Aus mit den Verhandlungen vertrauten Kreisen hiess es, dass zwischen Deutschland und Frankreich Meinungsverschiedenheiten bestehen blieben, obwohl sich Merkel und Sarkozy erst vor Kurzem in Berlin getroffen hatten. Deutschland drängt darauf, dass die Banken einen Wertabschlag von 50 bis 60 Prozent bei den griechischen Staatsanleihen hinnehmen. Frankreich, dessen Banken stark in Griechenland engagiert sind, wehrt sich dagegen.

Unvermögen, Turbulenzen einzudämmen

Der ehemalige Bundeskanzler Helmut Schmidt griff in scharfer Form die europäischen Regierungen wegen ihres Verhaltens in der Schuldenkrise an. Es gehe um «das Unvermögen der politischen Organe der Europäischen Union, die gefährlichen Turbulenzen und Unsicherheiten einzudämmen», sagte Schmidt.
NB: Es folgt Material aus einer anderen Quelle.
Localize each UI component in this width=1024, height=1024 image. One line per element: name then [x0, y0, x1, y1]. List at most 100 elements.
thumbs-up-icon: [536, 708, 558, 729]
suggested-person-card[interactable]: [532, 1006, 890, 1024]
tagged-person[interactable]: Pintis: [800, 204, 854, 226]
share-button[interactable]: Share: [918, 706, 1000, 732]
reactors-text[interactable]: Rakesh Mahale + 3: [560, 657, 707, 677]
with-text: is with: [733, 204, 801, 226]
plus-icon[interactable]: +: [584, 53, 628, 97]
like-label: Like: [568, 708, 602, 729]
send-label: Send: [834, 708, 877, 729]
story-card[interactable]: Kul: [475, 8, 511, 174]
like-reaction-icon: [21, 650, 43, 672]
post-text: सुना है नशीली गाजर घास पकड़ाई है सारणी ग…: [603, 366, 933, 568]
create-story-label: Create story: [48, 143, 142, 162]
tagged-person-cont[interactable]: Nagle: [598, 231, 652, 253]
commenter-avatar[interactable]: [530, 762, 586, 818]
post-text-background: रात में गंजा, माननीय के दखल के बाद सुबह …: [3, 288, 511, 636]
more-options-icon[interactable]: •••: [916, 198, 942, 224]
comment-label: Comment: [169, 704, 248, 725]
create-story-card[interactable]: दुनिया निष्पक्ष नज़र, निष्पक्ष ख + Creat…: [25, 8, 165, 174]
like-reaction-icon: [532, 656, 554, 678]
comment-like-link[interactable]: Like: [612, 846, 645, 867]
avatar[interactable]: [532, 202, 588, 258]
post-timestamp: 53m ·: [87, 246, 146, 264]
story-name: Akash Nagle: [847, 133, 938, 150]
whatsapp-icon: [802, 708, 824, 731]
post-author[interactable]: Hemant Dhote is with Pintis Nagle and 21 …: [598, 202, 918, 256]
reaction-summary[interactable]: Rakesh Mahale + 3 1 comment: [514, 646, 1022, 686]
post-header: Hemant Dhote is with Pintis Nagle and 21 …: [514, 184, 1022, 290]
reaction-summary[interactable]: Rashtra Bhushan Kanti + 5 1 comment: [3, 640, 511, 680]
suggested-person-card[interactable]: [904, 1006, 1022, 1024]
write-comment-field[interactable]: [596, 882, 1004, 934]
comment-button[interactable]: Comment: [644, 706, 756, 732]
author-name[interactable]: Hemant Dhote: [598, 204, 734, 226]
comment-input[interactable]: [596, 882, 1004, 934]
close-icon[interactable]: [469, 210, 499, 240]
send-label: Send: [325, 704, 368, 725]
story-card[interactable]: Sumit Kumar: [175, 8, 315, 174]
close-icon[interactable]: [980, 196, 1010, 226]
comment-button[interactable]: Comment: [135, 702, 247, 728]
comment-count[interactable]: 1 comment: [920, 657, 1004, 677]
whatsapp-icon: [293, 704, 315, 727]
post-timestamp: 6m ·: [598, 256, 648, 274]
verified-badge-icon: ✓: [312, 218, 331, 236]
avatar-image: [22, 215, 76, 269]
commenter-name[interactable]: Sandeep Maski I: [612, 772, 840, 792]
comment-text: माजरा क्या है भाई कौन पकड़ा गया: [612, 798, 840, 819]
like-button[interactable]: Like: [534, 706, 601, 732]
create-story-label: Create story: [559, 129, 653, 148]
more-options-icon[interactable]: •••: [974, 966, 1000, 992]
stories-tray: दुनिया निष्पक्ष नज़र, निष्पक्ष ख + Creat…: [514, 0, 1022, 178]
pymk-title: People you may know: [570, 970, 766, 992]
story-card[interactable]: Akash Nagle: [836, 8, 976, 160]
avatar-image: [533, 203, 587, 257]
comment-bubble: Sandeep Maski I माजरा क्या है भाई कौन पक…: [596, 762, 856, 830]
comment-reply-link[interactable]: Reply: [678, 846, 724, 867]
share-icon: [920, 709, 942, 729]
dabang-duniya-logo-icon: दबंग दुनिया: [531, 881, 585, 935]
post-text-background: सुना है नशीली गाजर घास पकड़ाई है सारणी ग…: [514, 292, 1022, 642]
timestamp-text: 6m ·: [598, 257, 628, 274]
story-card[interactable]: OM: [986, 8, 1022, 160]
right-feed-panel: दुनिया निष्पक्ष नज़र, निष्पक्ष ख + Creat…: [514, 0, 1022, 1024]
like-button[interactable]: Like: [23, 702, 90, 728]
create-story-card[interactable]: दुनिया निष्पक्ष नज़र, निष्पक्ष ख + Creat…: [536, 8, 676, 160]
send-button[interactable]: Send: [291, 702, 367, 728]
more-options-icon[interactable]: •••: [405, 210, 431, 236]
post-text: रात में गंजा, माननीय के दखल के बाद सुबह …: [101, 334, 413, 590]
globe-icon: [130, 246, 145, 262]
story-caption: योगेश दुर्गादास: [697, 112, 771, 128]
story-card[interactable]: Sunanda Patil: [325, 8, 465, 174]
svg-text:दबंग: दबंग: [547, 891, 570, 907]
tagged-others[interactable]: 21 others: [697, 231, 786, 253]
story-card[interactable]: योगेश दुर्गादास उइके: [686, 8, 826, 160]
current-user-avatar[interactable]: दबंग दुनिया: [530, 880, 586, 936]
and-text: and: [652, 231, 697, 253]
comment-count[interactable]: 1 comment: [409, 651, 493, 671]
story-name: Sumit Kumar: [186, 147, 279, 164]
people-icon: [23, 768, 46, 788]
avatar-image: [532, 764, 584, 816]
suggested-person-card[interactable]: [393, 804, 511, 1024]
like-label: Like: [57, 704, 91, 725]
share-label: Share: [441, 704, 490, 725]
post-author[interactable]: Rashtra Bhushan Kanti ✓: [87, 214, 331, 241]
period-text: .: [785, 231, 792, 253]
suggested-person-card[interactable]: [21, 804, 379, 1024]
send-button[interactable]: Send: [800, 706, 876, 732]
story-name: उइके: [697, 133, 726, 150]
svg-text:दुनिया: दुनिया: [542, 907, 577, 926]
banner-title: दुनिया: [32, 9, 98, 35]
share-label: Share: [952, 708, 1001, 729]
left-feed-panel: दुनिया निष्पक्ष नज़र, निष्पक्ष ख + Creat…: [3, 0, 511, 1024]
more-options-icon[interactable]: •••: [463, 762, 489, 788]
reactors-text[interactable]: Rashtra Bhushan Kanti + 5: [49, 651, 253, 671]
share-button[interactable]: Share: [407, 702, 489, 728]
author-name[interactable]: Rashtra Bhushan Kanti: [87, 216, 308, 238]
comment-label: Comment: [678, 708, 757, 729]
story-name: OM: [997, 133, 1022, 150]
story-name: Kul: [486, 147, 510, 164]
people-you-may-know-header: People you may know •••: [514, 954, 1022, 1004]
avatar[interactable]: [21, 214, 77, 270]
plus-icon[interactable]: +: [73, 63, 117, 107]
Allein die EZB habe sich als handlungsfähig und wirksam erwiesen, erklärte Schmidt. Deshalb handele es sich auch nicht um eine Krise des Euro. Das zu sagen, sei «leichtfertiges Geschwätz von Politikern und Journalisten», sagte Schmidt. «In Wahrheit haben wir es zu tun mit einer Krise der Handlungsfähigkeit der politischen Organe.» Das sei für die Zukunft Europas «eine viel grössere Bedrohung als die Überschuldung einzelner Euro-Länder».